The media may have purposely ignored the murder of Jewish American Ezra Schwartz, a victim of a Palestinian terror attack in Israel, but an entire stadium chose to do the right thing and honor a young man who was murdered simply because he was a Jew.
In a moving gesture, American football team New England Patriots held a moment of silence for Ezra Schwartz, an 18-year-old American-Jewish student who was murdered by a Palestinian terrorist on Thursday at the Gush Etzion junction, before they faced off with the Buffalo Bills at Gillette Stadium in Foxborough, Massachusetts.
Schwartz, from Sharon, Massachusetts — who was spending a gap year in Israel and studying at the Ashreinu Yeshiva in Beit Shemesh when he was killed — had been an athlete and avid Patriots fan. This spurred a number of people to appeal to New England Patriots owner Robert Kraft to ask if he could make a gesture in Schwartz’s honor and memory.
Former Member of Knesset (MK) Dov Lipman, a resident of Beit Shemesh and a US immigrant to Israel, was among those who took the initiative to write to Kraft. Conveying his message through American Football in Israel President Steve Leibowitz — whose Jerusalem stadium is funded by Kraft and named after him — Lipman wrote that such a gesture would be meaningful to Schwartz’s memory.
“I was with the boys of the Ashreinu school when they were told that their friend, Ezra, was killed and have been with them daily since. The one theme which comes out over and over again was his passion for the Patriots. One boy actually apologized to “his soul” for telling him to stop screaming with joy as he watched games in his dorm room at 3:00 a.m. Last night at the funeral, Ezra’s body was outside the building during the service so what did they put in the middle to represent Ezra? An Israeli flag and Ezra’s Patriots jersey (#87).”

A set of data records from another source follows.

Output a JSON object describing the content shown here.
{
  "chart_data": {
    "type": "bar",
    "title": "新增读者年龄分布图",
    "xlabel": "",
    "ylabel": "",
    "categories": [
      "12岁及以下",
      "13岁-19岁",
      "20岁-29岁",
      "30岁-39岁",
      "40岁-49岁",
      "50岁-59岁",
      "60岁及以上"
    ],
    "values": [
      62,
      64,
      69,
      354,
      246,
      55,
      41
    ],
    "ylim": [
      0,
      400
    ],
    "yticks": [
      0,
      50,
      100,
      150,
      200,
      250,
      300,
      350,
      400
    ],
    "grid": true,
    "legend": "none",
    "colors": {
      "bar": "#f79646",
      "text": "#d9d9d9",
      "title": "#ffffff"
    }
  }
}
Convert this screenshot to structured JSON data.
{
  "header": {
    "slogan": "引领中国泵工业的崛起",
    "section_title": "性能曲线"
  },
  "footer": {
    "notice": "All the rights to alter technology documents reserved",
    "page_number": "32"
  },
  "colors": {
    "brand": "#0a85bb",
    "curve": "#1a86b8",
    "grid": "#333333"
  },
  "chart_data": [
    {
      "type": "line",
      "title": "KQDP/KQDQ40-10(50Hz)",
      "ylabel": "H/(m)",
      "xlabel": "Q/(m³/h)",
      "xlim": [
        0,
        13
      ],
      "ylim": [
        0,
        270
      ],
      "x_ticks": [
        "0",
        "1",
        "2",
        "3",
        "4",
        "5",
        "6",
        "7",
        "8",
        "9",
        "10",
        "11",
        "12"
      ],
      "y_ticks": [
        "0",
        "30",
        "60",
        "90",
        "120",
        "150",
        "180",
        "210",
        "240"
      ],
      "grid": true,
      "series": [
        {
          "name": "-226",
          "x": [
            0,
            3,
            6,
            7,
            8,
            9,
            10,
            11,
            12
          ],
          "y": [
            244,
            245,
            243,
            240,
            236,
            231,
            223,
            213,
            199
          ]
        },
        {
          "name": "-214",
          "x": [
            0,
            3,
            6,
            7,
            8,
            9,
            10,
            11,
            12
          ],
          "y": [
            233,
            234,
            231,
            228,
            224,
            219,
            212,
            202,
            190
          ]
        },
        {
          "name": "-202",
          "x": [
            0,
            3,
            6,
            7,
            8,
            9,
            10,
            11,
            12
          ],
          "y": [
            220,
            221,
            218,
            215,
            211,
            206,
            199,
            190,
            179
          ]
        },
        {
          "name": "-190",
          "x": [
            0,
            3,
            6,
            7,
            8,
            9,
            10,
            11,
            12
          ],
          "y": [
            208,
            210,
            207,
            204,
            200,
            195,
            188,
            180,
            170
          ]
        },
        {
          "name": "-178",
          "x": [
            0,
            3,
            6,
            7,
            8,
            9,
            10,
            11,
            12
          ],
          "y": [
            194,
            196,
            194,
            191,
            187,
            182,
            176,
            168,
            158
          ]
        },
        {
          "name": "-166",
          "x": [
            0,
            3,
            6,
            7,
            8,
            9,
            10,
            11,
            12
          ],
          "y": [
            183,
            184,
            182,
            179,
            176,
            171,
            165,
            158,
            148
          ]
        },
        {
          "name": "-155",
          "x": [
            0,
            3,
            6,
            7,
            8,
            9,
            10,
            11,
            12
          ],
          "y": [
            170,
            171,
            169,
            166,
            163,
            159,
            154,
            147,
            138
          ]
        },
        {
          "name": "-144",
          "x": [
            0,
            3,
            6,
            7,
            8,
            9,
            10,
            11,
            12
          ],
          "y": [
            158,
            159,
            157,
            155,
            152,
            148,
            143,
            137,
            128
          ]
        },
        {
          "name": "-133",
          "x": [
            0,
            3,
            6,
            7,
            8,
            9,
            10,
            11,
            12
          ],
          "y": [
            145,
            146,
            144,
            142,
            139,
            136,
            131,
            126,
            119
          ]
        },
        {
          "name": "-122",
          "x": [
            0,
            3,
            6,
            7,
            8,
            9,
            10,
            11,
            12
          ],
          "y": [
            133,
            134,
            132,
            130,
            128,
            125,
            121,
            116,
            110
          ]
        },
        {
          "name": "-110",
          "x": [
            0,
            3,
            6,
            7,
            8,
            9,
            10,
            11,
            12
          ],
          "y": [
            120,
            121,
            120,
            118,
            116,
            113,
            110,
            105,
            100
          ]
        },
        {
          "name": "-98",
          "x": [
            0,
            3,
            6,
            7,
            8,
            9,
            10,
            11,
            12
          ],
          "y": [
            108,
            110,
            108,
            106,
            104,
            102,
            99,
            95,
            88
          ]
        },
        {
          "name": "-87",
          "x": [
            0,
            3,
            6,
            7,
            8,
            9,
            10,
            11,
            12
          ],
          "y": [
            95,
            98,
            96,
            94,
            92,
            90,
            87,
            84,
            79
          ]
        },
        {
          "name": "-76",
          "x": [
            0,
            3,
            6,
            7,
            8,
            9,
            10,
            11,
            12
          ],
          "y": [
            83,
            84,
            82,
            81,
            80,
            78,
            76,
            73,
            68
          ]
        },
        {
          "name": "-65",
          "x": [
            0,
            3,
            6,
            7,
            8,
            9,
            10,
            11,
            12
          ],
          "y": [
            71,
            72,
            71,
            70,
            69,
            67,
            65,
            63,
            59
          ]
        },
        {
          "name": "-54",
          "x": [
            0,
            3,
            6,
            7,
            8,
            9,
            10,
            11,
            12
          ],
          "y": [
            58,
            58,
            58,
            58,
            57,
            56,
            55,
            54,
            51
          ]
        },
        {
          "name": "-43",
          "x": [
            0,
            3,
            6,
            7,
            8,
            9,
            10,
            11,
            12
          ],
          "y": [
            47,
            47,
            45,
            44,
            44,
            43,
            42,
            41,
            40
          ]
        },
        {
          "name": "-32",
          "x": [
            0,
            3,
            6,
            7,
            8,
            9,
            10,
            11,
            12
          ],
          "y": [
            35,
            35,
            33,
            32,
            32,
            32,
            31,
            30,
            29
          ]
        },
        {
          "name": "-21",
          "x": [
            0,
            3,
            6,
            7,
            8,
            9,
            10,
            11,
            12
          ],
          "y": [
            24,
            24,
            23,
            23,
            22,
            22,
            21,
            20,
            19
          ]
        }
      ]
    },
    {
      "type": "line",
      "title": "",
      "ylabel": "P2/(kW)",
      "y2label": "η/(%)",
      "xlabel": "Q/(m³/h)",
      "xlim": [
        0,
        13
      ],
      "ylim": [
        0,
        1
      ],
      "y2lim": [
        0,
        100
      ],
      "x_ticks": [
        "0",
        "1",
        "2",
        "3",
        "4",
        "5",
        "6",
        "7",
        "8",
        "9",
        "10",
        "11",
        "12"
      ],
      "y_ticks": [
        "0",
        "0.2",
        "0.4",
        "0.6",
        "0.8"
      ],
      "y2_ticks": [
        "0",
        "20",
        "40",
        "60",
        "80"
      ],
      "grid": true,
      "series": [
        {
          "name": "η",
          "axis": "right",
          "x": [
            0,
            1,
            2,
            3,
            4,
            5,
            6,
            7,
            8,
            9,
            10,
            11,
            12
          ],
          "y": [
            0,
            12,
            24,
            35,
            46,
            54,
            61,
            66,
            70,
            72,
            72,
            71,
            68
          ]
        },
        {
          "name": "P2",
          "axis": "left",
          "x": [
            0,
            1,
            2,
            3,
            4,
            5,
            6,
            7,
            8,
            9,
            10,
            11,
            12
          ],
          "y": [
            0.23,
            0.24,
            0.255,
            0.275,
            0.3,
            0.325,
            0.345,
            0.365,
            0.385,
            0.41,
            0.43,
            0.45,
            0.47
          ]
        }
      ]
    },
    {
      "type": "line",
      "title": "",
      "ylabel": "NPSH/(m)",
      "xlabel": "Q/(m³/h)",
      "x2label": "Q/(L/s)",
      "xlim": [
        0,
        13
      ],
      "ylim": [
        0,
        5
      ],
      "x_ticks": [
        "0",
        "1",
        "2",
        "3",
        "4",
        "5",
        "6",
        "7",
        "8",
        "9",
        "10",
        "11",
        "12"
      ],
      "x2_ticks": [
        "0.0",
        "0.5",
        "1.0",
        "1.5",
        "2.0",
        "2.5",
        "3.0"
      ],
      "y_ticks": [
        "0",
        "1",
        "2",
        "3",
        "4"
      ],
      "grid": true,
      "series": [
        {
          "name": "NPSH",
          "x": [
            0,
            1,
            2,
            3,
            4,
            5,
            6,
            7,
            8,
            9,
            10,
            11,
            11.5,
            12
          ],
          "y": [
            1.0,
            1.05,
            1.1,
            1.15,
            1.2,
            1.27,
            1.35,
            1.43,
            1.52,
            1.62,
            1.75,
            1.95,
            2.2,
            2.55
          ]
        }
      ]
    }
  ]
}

“Many in Israel and around the world have been shocked that almost no media outlets covered the murder of this boy who came to Israel for a year of study and volunteering, and was shot by a Palestinian terrorist while on his way to his volunteer activity.”
“It would mean so much to the people of Israel, to supporters around the world, and to Ezra’s family and friends if the Patriots could do something in his memory — perhaps a moment of silence before tomorrow night’s game, perhaps an EZRA patch on their jerseys for a game — whatever you believe is the right way to honor Ezra and to bring awareness to his story.”
Kraft, a pro-Israel philanthropist and frequent visitor to the Jewish state, immediately embraced the idea, agreeing to hold the minute of silence at the start of Monday’s game to pay tribute to Schwartz, who was buried in Boston on Sunday.
Speaking to The Algemeiner on Monday, mere hours before the moving event took place, Lipman said, “This is such a fitting tribute to Ezra and is so meaningful to his family and friends. Mr. Kraft is a first-class human being who does what is right and just. His support for Israel during these tough times has been unwavering and a pillar of strength for all of us. I am usually a Washington Redskins fan, but tonight — and possibly from now on — we are all Patriots. Let’s go Pats!”
The game, as well as the tribute, was broadcast on ESPN‘s “Monday Night Football.”